Accidental Darlings
When Anastasia’s mother dies, she has to live with her one remaining relative, a forbidding woman she thinks of as just ‘the Aunt’, in a huge crumbling mansion with servants who behave strangely and rooms which contain mysteries. There Anastasia learns that far from dying a hero in the Great War, her father met his end in uncertain circumstances. An emotionally neglected child, she sets out to discover what happened to him.
This is a 1920s murder mystery with a gritty realism most lack. There is subtle dark humour in places, and some laugh-aloud moments too. Great Expectations is often invoked, and the characters draw parallels from Dickens’ book to their own situations. But I found the atmosphere more redolent of Gormenghast. As in Meryvn Peake’s novel, the house becomes a character in its own right, its dilapidation and geography a setting for events, and at times intervening in and determining them. This novel also carries the same sense of a huge building’s brooding presence, of weirdness lurking in shadowy corners, of locked rooms containing hidden secrets, and ultimately of the need to escape its clutches.
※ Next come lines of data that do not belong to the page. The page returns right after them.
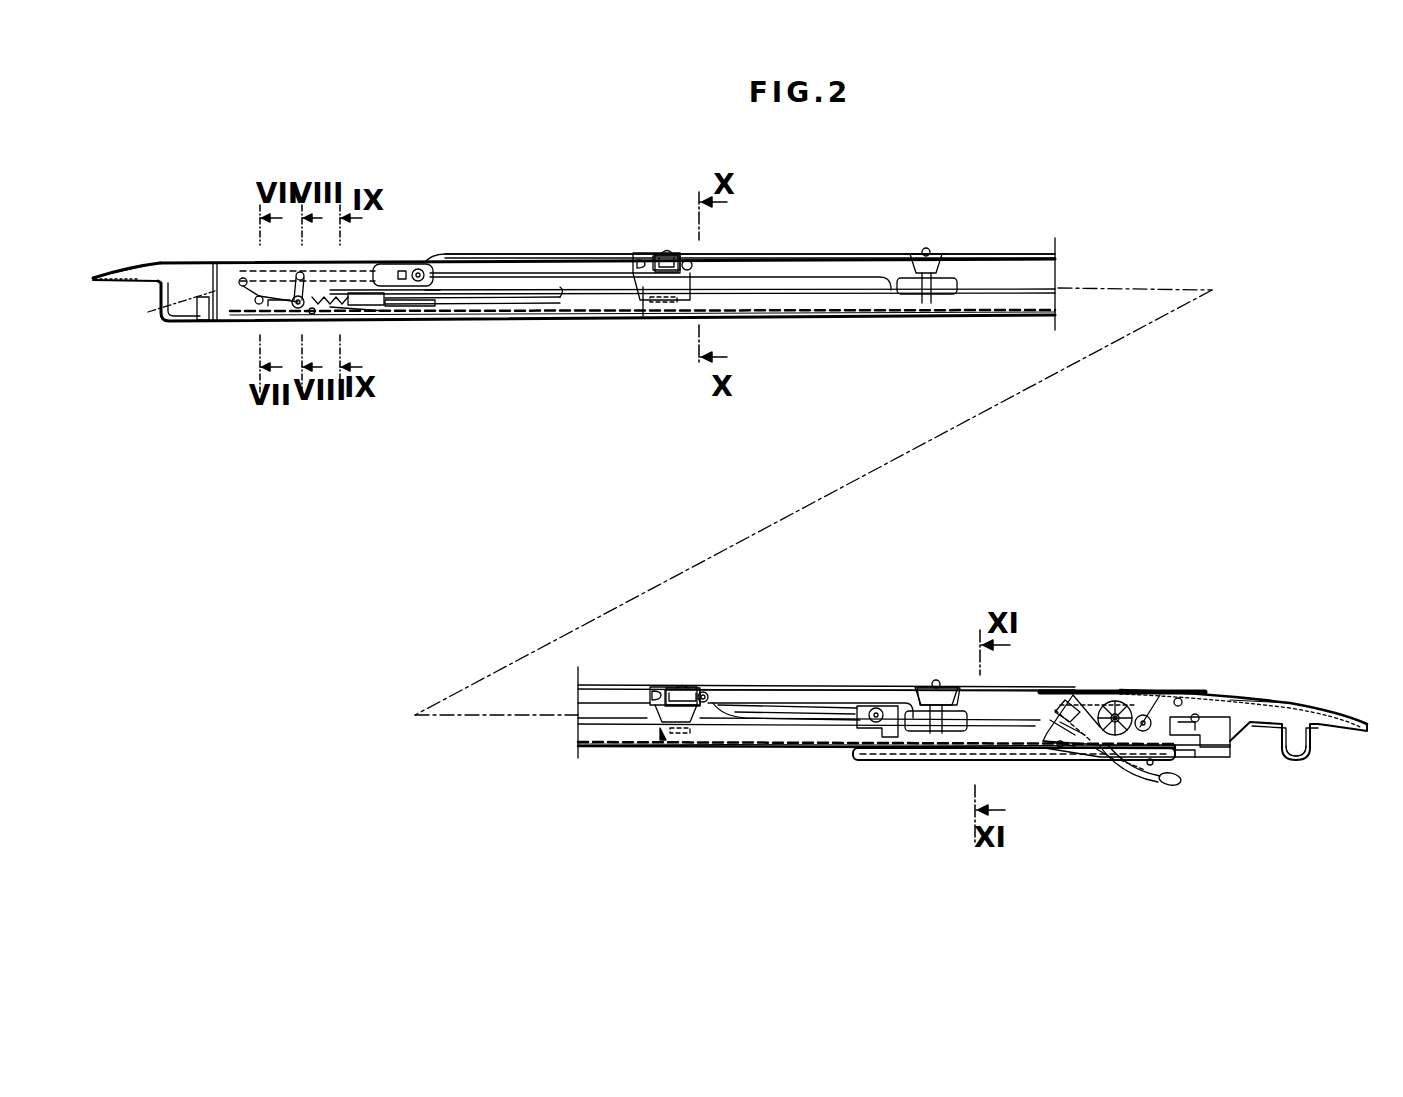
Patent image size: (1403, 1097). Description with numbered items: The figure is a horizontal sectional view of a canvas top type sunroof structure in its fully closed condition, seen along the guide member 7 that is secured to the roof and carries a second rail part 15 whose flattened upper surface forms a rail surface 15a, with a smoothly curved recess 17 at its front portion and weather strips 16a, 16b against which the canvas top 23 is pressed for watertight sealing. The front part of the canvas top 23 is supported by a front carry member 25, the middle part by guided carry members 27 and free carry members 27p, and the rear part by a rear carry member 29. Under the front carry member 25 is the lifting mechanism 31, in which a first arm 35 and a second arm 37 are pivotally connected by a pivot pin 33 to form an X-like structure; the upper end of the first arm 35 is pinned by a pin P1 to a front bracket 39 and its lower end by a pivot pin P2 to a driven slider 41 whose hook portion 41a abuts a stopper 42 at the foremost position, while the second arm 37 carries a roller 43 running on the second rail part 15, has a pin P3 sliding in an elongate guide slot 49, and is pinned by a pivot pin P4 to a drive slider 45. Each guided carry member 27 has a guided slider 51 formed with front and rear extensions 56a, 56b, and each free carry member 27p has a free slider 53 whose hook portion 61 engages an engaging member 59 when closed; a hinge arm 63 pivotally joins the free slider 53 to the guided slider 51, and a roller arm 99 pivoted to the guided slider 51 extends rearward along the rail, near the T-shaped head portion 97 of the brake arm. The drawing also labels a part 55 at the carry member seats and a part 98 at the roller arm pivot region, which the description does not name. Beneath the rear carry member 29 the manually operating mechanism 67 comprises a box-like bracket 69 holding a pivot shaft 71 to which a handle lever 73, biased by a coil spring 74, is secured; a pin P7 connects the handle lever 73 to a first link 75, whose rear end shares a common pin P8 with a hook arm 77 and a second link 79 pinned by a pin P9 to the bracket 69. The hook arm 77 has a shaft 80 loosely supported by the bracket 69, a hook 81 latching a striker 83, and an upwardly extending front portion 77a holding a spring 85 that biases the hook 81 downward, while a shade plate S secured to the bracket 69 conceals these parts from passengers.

The guide member 7 is at (777, 736).
The second rail part 15 is at (587, 312).
The rail surface 15a is at (561, 300).
The weather strip 16a is at (1360, 733).
The weather strip 16b is at (1292, 702).
The smoothly curved recess 17 is at (298, 310).
The canvas top 23 is at (596, 258).
The front carry member 25 is at (162, 265).
The guided carry member 27 is at (667, 254).
The free carry member 27p is at (931, 253).
The rear carry member 29 is at (1320, 710).
The lifting mechanism 31 is at (180, 323).
The pivot pin 33 is at (303, 273).
The first arm 35 is at (136, 308).
The second arm 37 is at (394, 268).
The front bracket 39 is at (213, 270).
The driven slider 41 is at (483, 312).
The hook portion 41a is at (435, 303).
The stopper 42 is at (370, 311).
The roller 43 is at (346, 305).
The drive slider 45 is at (270, 305).
The elongate guide slot 49 is at (420, 270).
The guided slider 51 is at (653, 276).
The free slider 53 is at (952, 258).
The clip seat 55 is at (690, 262).
The front extension 56a is at (645, 320).
The rear extension 56b is at (705, 298).
The engaging member 59 is at (910, 292).
The hook portion 61 is at (927, 300).
The hinge arm 63 is at (822, 255).
The manually operating mechanism 67 is at (1167, 788).
The box-like bracket 69 is at (1100, 705).
The pivot shaft 71 is at (1080, 748).
The handle lever 73 is at (1106, 750).
The coil spring 74 is at (1080, 722).
The first link 75 is at (1075, 703).
The hook arm 77 is at (1205, 748).
The front portion 77a is at (1136, 768).
The second link 79 is at (1182, 756).
The shaft 80 is at (1196, 714).
The hook 81 is at (1292, 756).
The striker 83 is at (1238, 745).
The spring 85 is at (1138, 710).
The T-shaped head portion 97 is at (1124, 705).
The lever pivot 98 is at (874, 708).
The roller arm 99 is at (820, 718).
The shade plate S is at (955, 760).
The pin P1 is at (243, 278).
The pivot pin P2 is at (316, 313).
The pin P3 is at (432, 290).
The pivot pin P4 is at (258, 304).
The pin P7 is at (1058, 748).
The common pin P8 is at (1151, 764).
The pin P9 is at (1178, 698).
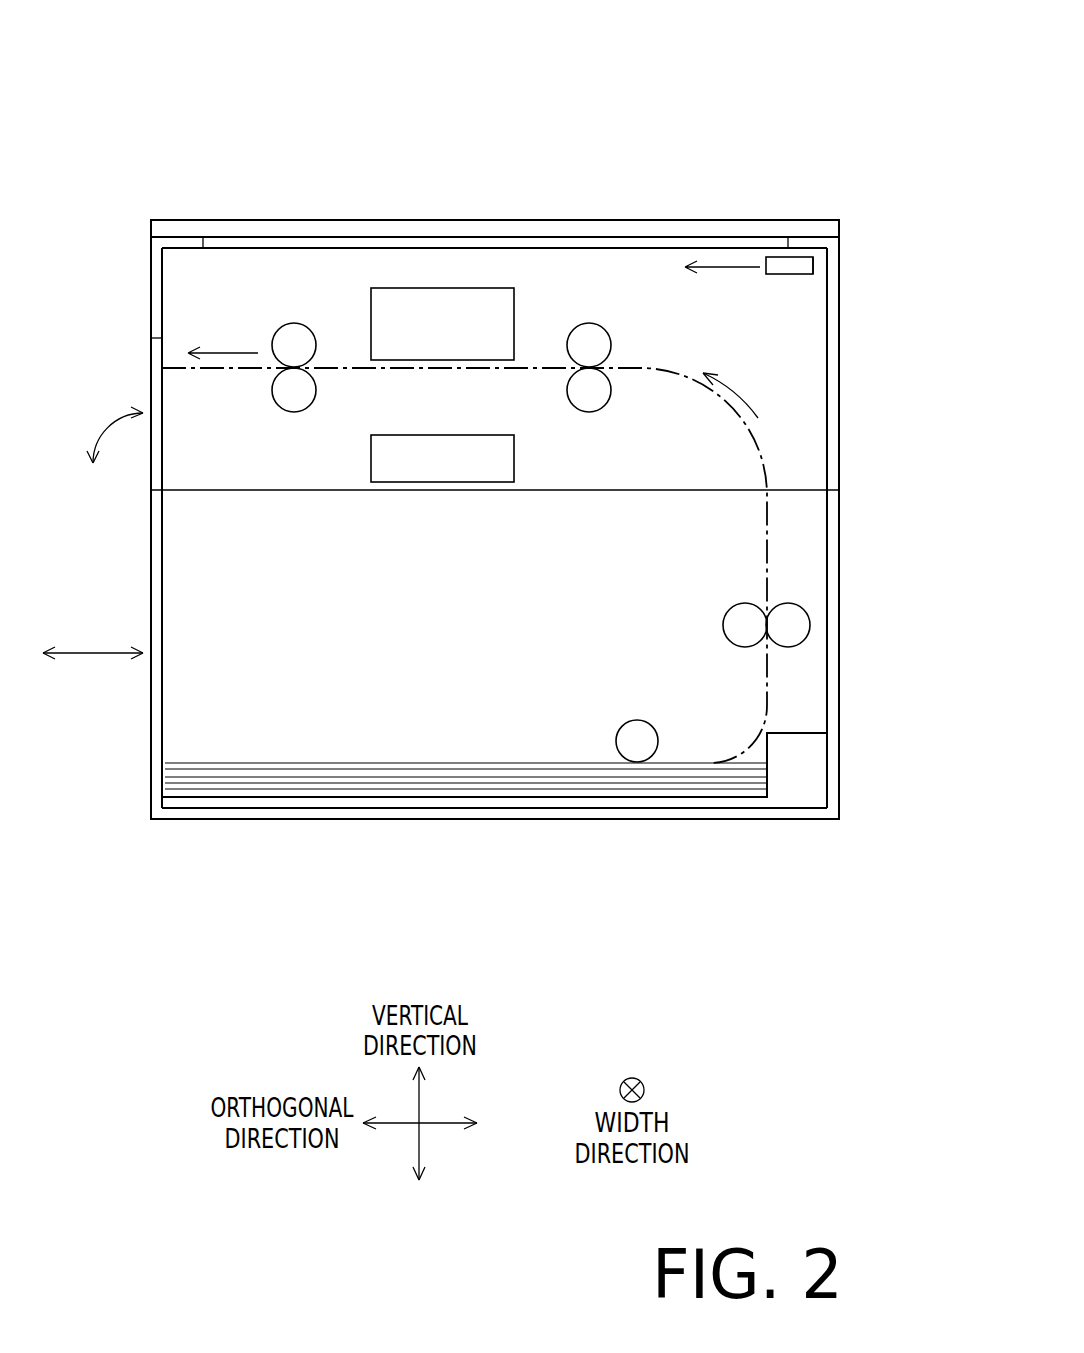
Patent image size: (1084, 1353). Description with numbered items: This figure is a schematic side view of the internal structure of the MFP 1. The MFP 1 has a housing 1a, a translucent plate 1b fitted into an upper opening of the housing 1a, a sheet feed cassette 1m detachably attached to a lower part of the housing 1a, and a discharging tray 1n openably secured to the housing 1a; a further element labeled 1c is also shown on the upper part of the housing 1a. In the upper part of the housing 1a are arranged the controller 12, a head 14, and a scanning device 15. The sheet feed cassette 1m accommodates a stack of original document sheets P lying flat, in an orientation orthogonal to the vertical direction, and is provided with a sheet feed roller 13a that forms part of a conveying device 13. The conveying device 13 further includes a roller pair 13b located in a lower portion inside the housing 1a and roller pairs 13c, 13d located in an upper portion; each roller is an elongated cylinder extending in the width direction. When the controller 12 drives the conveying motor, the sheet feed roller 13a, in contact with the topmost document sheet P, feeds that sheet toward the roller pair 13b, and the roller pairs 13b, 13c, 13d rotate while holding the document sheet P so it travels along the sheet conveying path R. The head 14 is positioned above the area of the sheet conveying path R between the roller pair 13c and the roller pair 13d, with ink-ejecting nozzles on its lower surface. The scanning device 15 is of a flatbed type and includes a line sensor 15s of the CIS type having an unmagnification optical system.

The MFP 1 is at (672, 83).
The housing 1a is at (835, 378).
The translucent plate 1b is at (500, 243).
The top plate 1c is at (254, 238).
The discharging tray 1n is at (150, 390).
The sheet feed cassette 1m is at (150, 735).
The controller 12 is at (514, 455).
The conveying device 13 is at (668, 342).
The sheet feed roller 13a is at (636, 719).
The roller pair 13b is at (745, 647).
The roller pair 13c is at (611, 388).
The roller pair 13d is at (316, 388).
The head 14 is at (460, 339).
The scanning device 15 is at (807, 285).
The line sensor 15s is at (792, 275).
The sheet conveying path R is at (749, 437).
The original document sheet P is at (472, 762).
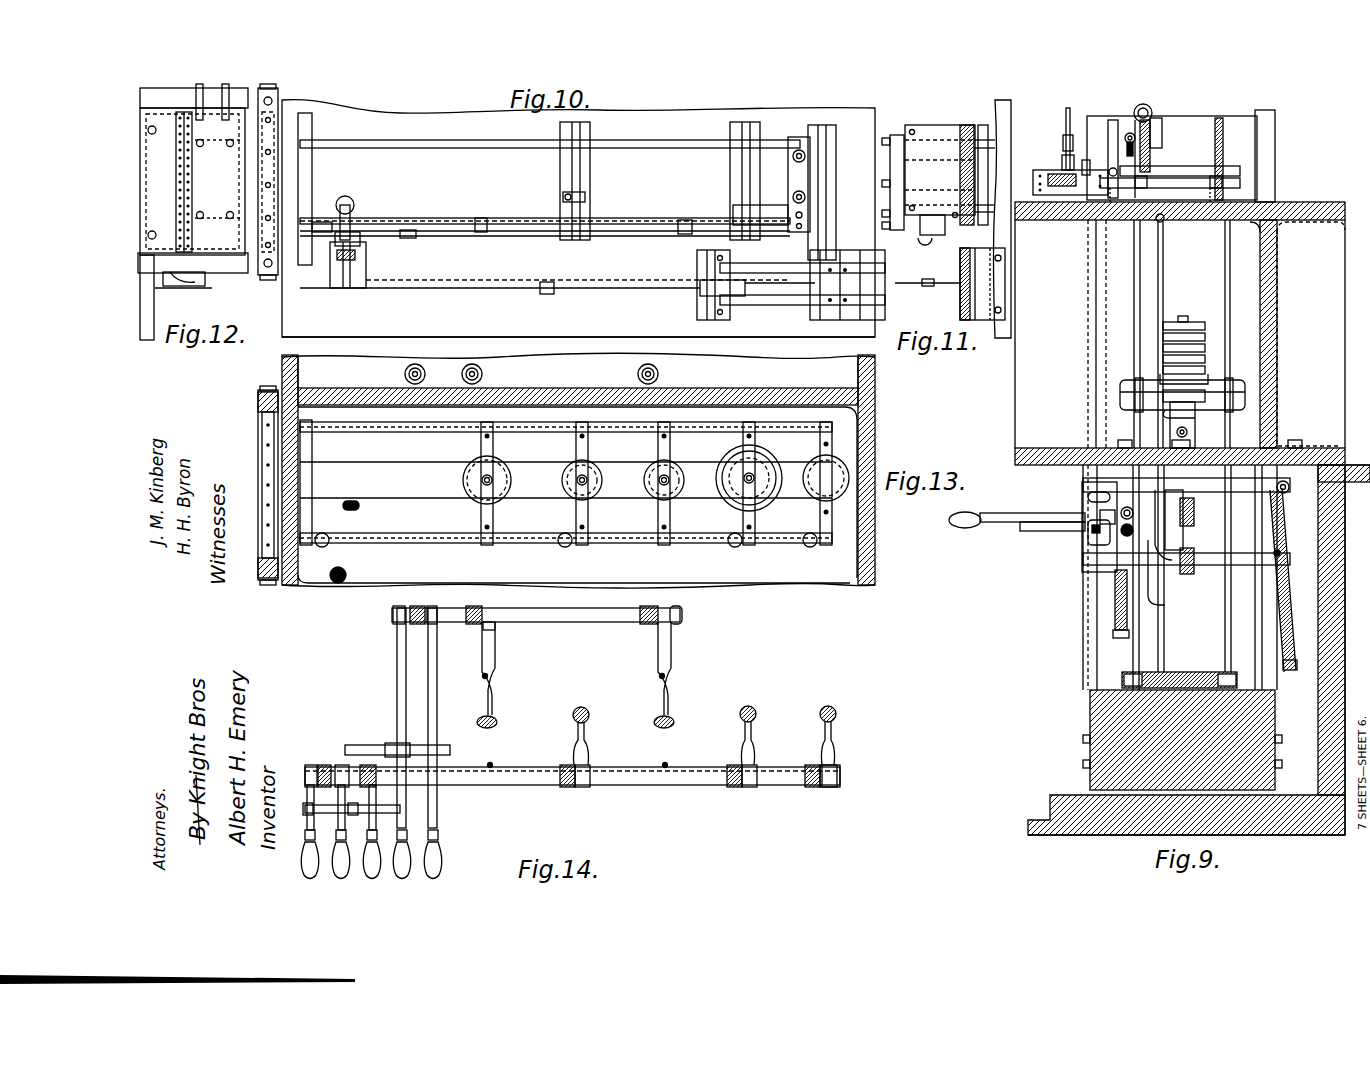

This Gormenghast feel is assisted by the characters themselves, who verge on the edge of grotesque when first encountered through the eyes of the child Anastasia. But slowly, like a lens pulling into focus, they resolve into flesh and blood human beings, wrought into those distorted shapes by tragedy, toxic familial relationships and the prejudices of the time. Yet despite that they strive to remain true to themselves with varying degrees of success.
For me, this laudable book does what every true novel should do and casts reflecting mirrors on the human condition – cleverly, the author initially implies that these are distorting mirrors before ultimately showing that they are not.